The problem with facial recognition software


In an earlier post, I linked to a test to see how good we are at recognizing faces. There is also software that takes measurements of parts of the face that are supposedly highly distinctive (such as the shape of the ear) and uses that data to find points of similarity to give estimates of the likelihood of an exact match.

But Ava Kofman writes that this technology is far from foolproof and can lead to errors that can lead to the ruin of innocent people, using the example of one man whose life has been upended because of faulty matches.

No threshold currently exists for the number of points of similarity necessary to constitute a match. Even when agencies like the FBI do institute classification guidelines, subjective comparisons have been shown to differ greatly from examiner to examiner. And the appearance of differences, or similarities, between faces can often depend on photographic conditions outside of the examiner’s control, such as perspective, lighting, image quality, and camera angle. Given these contingencies, most analysts do not ultimately provide a judgment as to the identity of the face in question, only as to whether the features that appear to be present are actually there.

“As an analytical scientist, whenever someone gives me absolute certainty, my red flag goes up,” said Jason Latham, who worked as a biochemist prior to becoming a forensic scientist and certified video examiner. “When I came from analytical sciences to forensic sciences, I was like some of these guys are not scientists. They are voodoo witchcraft.”

In 2009, following the National Academy of Sciences’ call for stricter scientific standards to underpin forensic techniques, the FBI formed the Facial Identification Scientific Working Group to recommend uniform standards and best practices for the subjective practice of facial comparison. But the working group’s mission soon ran up against an objective difficulty: Like some other forensic sciences, facial comparison lacks a statistical basis from which its conclusions may be drawn.

This is, in part, because no one knows the probability of a given feature’s distinctiveness. As a FAVIAU slide on the “Individualization of People from Images” explained, “Lack of statistics means: conclusions are ultimately opinion-based.”

We tend to be too easily impressed by analyses that assign numbers to estimates, giving them a heft that may not be warranted.

Comments

  1. says

    Yay, another technology that television and movies have taught people is infallible. Every time they do a facial recognition search, it finds the bad guy without fail -- unless the plot calls for it not working, then they’re just not in the system.

  2. says

    It doesn’t work but the government is still spending money on it hand over fist.

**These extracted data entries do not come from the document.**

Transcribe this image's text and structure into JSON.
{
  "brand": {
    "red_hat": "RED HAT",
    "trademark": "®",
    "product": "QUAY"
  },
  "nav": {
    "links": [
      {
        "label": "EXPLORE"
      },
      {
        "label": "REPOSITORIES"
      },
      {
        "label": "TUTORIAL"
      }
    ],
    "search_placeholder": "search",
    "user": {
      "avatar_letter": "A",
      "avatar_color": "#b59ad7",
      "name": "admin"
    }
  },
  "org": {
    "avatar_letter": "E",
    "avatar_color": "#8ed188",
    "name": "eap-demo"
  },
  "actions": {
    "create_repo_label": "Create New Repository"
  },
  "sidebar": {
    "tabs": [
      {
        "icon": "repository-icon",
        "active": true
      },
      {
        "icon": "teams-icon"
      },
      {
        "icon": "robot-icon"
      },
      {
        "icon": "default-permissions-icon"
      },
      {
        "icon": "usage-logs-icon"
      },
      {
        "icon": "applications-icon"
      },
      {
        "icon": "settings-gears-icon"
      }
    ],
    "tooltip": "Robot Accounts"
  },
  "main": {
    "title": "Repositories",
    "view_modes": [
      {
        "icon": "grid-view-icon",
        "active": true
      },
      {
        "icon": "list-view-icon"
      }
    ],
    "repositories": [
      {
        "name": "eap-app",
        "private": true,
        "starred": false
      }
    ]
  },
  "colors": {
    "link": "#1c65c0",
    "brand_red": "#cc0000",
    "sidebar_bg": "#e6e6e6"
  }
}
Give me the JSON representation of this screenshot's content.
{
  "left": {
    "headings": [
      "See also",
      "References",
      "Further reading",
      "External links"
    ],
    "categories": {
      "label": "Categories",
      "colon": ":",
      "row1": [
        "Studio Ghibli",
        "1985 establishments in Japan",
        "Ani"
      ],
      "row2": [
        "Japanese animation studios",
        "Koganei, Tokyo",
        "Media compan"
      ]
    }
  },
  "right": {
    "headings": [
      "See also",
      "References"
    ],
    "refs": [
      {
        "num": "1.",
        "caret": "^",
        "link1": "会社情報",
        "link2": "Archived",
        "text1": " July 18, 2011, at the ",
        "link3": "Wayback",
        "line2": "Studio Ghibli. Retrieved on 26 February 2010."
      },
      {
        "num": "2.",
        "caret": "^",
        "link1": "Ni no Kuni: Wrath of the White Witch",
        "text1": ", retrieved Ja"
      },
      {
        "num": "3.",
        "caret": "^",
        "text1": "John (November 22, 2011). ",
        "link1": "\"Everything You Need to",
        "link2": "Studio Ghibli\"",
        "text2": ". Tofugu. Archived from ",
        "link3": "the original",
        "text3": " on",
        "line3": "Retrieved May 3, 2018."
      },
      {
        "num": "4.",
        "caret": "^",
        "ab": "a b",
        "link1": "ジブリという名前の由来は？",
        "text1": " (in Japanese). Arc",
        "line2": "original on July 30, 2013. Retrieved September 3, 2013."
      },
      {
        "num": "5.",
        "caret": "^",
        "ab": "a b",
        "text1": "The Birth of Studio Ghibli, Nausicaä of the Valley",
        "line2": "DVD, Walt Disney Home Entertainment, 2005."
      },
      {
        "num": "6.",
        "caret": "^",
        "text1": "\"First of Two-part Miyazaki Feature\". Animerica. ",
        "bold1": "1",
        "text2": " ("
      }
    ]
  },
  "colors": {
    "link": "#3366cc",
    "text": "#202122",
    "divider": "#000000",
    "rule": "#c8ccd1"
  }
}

    There are scary systems being fielded that use face recognition to attempt to identify attendees at protests, people passing through airports, etc. When you point out that it doesn’t work reliably enough the response is usually “it’s better than nothing.” In other words the movie Brazil accurately predicted the future.

  3. John Morales says

    Mano, point taken about the inadvisability of prematurely relying on it, given the state of the art.

    Marcus,

    It doesn’t work but the government is still spending money on it hand over fist.

    It may never be perfect, but will it ever not be sufficiently adequate for the tasks at hand?

    I’m pretty sure that, sooner or latter, it will become better than humans at facial recognition — probably sooner if money keeps being spent hand over fist.

  4. sonofrojblake says

    Whatever proportion of people are already in databases in the USA, I’d bet folding money the proportion is higher in the UK. It’s often said we’re the most surveilled nation on earth -- we love a bit of CCTV.

    Of course, there is a section of our society who are immune to this form of state intrusion, because they routine walk our streets masked. It’s so hard to tell whether they’re more oppressed than us or not.

  5. intransitive says

    Facial recognition is another technology, like mass phone spying, that has little or no use against criminals but will instead be mainly used to monitor the innocent majority.

    The average person like you or I walk around with a bare face unless wearing a balaclava in -30C temperatures. A criminal who plans and armed robbery might wear a Guy Fawkes or other mask which will defeat the software -- the facial points picked up will be the mask’s, not the real face.